The value Kim placed on love and passion is most obvious when we consider the circumstances of the eight female characters. If we were to look at the ranks of all the female leads, we would find among them a princess, court dancers, and even an assassin. Comparing The Nine Cloud Dream with romances from other countries further elucidates this key feature of the work. For example, if we were to contrast it with the model love stories of Japanese literature, The Tale of Genji by Murasaki Shikibu, completed at the end of the tenth century, and The Life of an Amorous Man by Ihara Saikaku, written at the end of the seventeenth century, we’d see that while the male leads certainly do have relationships with many women, they tend to be of one type. In The Tale of Genji, Hikaru Genji has relationships with ten or so major characters and other minor ones as well. Yonosuke of The Life of an Amorous Man, we are told, has slept with 3,742 women. Certainly, these are large numbers, but there is no variety in the women’s circumstances. In the case of Genji, most of his encounters are with court ladies, while Yonosuke courts only prostitutes and commoners. In contrast, So-yu takes women of every class as wives and concubines. While there may only be eight of them, one could consider these eight female characters as an attempt to represent a world bound together by love for all women.

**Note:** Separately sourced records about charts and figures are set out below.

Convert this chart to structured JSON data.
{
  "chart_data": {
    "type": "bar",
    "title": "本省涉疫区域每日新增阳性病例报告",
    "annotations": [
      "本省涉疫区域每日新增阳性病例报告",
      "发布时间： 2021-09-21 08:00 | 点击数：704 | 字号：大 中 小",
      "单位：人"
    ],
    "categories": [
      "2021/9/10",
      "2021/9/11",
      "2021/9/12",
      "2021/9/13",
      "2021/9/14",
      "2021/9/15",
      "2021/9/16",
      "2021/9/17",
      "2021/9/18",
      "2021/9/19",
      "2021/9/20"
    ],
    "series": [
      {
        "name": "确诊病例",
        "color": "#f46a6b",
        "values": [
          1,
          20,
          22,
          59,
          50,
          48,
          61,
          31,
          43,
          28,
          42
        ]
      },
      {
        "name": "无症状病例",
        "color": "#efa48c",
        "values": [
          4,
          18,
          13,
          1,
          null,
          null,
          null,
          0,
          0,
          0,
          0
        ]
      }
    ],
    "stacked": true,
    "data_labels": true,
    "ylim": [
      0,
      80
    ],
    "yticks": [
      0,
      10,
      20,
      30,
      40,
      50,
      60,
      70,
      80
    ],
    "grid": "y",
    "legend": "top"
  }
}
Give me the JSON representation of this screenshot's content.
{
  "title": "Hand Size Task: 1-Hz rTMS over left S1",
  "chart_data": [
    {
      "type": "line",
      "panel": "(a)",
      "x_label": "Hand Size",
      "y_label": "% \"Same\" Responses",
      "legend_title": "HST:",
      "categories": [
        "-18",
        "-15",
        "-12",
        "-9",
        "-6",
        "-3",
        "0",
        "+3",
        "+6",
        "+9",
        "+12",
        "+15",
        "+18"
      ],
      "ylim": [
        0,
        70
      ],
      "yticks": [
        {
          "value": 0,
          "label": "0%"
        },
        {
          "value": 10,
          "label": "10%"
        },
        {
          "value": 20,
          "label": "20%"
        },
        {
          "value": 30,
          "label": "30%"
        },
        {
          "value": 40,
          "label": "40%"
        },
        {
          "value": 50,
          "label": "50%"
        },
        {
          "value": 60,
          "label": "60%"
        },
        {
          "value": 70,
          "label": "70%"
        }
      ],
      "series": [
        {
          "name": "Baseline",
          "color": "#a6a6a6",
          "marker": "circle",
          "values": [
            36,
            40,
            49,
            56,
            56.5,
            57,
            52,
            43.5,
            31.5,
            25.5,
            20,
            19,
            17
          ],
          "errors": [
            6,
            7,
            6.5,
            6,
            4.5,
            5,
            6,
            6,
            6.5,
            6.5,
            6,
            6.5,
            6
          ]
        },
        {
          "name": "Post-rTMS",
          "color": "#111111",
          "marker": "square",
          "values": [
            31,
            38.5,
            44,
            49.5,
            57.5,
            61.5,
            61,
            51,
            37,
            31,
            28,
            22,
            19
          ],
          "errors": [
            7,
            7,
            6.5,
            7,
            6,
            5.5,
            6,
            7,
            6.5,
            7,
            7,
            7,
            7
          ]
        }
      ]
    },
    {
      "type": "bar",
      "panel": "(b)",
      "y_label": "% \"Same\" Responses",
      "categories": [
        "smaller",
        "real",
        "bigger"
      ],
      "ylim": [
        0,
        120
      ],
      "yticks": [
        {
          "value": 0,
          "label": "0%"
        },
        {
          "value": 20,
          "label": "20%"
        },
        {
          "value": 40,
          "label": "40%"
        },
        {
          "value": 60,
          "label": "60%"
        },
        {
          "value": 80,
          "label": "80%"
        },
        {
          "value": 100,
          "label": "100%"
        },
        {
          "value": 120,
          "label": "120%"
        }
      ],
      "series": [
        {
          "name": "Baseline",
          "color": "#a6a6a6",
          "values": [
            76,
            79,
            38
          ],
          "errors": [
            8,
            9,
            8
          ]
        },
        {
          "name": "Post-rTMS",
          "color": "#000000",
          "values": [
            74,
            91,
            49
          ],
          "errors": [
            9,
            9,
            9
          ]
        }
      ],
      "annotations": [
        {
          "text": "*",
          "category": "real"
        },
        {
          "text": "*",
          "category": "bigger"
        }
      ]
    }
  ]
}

But why would Kim try to depict such a world? He lived during an era of previously unseen violence and wrote this work in the postwar period. He survived the devastation of his country’s land by the Japanese invasion of Korea, and also the further loss of dignity brought about by the Qing invasion. During this era, the people of the Korean peninsula suffered greatly, and naturally, they had great resentment towards both the Japanese and the Qing. But Kim did not write a story of resentment. He responded to the situation with love. His stance is made clear through So-yu. When So-yu becomes a general and must respond to enemy aggressions, he does not rely on military force, but rather succeeds in ending conflicts through diplomatic means. Even when he is attacked by the assassin Yo-yeon, his words overflowing with love overcome her, and he transforms this enemy into an ally.
Just like Martin Luther King Jr.’s words which continue to resonate in our global world, Kim’s spirit of love and dreams is absolutely necessary in modern East Asia. That spirit which praises love and dreams so highly deserves respect in Japan and China as well. If we do not give it its proper due, postwar Asia will one day revert to prewar Asia, and history will be nothing more than a repetition of past follies.